His stories appeared so simple and effortless that many aspiring writers decided to turn them out themselves. These admirers might get the props right--say, a mobile home with linoleum on the floor and an opened bottle of gin on the kitchen table--but not the magic that Carver could work with such material, not the sense of enormous import lurking in the pauses of desultory conversations.
Reviewers and critics dubbed Carver and his epigones Minimalists, a term the author disliked. His reasons for doing so extended beyond the normal artistic resentment at being pigeonholed. Carver knew, as others have discovered in the past few years, that heavy excisions were performed on his early stories by Gordon Lish, a fiction editor at Esquire in the '70s and then at Knopf during the preparation of What We Talk About When We Talk About Love. That book, with 17 terse stories crammed into 159 pages, solidified Carver's reputation but left him feeling that he had ceded too much control to his editor. (He later restored Lish's cuts to two of the stories and included them in Where I'm Calling From.) Carver devotees portray Lish as the villain of this piece, an overreaching editor who bullied an uncertain beginning writer. Lish's defenders argue that he did for Carver's fiction what Ezra Pound did for T.S. Eliot's The Waste Land, i.e., cut out the fat to expose the essential genius within the work.
That opinion rests on the premise that the stories Carver published without Lish's oversight were inferior to the radically trimmed ones, and not many people believe that. Fresh evidence to the contrary can now be found in Call If You Need Me (Vintage; 300 pages; $13), a gathering of the author's previously uncollected nonfiction, plus five unpublished short stories. Three of them were found by the poet Tess Gallagher, Carver's companion for the last decade of his life and wife for his last few months, in the home they shared at Port Angeles, Wash.; the other two turned up among Carver's papers at Ohio State University. In a foreword, Gallagher notes that she had reservations about making public stories that her late husband had not finished to his satisfaction: "Ray would sometimes take a story through 30 rewrites. These stories had been put aside well before that."

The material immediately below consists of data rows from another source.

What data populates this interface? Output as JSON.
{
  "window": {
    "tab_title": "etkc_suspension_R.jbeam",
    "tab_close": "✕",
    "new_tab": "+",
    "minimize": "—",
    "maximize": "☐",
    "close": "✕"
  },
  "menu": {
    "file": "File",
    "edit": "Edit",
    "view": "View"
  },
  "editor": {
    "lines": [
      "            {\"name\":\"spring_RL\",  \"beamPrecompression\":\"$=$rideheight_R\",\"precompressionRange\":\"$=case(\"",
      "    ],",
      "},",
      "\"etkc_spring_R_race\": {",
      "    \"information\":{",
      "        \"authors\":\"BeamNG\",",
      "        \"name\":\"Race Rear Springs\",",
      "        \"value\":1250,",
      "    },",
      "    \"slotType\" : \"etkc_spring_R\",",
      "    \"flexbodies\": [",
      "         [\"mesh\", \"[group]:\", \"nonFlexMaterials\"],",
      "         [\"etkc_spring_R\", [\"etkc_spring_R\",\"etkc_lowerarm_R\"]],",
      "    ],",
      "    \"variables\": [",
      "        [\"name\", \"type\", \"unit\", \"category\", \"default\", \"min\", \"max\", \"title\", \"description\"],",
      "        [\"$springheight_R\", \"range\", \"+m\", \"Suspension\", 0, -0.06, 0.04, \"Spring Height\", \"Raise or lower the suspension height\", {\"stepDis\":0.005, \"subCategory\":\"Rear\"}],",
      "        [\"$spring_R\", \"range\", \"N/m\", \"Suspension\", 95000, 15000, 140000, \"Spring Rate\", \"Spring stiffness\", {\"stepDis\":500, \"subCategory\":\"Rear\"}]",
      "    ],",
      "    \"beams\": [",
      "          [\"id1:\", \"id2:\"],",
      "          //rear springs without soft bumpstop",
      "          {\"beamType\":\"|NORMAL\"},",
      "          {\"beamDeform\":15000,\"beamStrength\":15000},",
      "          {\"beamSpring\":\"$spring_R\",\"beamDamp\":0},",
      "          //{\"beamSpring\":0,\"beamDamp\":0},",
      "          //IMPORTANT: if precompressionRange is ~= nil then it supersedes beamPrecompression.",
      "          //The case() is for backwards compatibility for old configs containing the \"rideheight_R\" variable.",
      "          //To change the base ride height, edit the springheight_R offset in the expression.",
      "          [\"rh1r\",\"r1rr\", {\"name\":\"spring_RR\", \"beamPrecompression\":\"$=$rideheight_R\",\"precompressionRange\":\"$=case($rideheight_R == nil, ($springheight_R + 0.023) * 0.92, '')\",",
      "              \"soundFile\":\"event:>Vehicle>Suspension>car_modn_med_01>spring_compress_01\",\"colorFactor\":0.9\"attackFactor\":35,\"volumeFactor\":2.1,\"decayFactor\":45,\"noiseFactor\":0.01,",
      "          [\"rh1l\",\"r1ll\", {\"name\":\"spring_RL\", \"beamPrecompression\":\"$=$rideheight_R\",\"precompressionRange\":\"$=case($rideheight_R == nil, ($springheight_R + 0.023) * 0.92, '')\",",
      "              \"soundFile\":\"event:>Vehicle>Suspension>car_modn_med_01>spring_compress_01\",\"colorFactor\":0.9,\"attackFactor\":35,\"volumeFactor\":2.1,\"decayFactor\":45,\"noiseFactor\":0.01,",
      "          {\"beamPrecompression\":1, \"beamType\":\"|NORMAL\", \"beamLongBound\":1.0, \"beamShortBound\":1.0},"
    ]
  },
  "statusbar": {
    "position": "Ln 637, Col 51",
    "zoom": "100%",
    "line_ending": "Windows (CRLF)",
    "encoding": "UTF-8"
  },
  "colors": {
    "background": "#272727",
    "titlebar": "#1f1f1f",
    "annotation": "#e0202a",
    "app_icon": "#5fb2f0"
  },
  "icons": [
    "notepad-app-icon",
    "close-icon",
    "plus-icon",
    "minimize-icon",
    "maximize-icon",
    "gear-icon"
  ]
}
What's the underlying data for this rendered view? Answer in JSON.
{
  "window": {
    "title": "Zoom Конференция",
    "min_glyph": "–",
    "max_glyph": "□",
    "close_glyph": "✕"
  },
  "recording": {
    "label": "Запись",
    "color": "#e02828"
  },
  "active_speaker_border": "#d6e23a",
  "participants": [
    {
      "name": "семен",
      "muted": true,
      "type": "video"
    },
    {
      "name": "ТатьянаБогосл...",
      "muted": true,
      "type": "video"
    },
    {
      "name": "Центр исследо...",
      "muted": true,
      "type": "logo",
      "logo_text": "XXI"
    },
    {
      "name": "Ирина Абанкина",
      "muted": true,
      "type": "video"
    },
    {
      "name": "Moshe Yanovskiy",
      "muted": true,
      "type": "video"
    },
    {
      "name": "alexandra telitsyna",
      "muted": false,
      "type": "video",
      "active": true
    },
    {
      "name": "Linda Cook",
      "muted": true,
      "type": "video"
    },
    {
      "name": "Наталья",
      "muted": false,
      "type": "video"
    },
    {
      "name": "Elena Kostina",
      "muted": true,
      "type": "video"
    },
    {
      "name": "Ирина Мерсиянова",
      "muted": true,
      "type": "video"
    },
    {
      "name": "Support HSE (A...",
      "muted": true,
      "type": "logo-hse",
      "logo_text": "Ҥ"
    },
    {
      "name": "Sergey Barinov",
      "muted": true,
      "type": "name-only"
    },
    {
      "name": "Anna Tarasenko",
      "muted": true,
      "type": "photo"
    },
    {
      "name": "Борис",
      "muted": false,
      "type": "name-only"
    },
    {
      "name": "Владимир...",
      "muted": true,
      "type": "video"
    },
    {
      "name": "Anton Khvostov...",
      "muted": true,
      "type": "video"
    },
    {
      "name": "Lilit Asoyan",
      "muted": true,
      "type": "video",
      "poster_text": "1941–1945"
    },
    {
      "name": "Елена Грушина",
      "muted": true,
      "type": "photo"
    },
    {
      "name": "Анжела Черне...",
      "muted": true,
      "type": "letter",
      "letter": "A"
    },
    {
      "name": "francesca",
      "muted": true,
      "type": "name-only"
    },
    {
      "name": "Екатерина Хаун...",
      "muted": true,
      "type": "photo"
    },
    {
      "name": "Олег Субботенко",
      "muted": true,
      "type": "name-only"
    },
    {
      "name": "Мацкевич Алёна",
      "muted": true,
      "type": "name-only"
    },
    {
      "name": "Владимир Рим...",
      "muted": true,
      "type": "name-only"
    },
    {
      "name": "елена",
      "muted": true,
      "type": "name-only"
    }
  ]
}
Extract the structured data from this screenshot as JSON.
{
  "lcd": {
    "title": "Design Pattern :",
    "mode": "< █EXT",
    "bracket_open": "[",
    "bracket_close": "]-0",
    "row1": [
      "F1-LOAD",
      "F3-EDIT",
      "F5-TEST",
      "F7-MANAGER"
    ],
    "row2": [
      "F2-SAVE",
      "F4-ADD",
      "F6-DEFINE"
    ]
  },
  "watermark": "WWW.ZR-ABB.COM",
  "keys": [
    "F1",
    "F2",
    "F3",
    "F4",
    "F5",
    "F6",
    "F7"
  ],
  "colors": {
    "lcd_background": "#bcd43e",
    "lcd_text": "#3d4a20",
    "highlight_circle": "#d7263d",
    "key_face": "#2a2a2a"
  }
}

But she decided that the discovered works were good enough to publish, and she was right. Even though they were not polished to the extent the author probably intended, these five stories are set unmistakably in Carver country and populated by Carver people. The heroes have quit drinking, as Carver did in 1977. Marriages are tense or broken. In Kindling, a man named Myers has just gotten out of an alcohol rehab center and can't go home again because his wife "had a lawyer and a restraining order." So he rents a room in another town and winds up voluntarily chopping a load of firewood for his landlord. In What Would You Like to See?, a married couple have agreed to split up. Before they vacate the house they have rented all summer, they are invited to a farewell dinner by their landlord and his wife, who believe they are moving on together. After the meal, the host and hostess show slides from their travels. Summaries of these and the other three stories would suggest that nothing much happens. Yet to read the works themselves is to experience vividly the tectonic shiftings and rumblings and reknittings that go on beneath the surface of everyday lives. There was truly nothing minimal about the reach and grasp of Carver's art.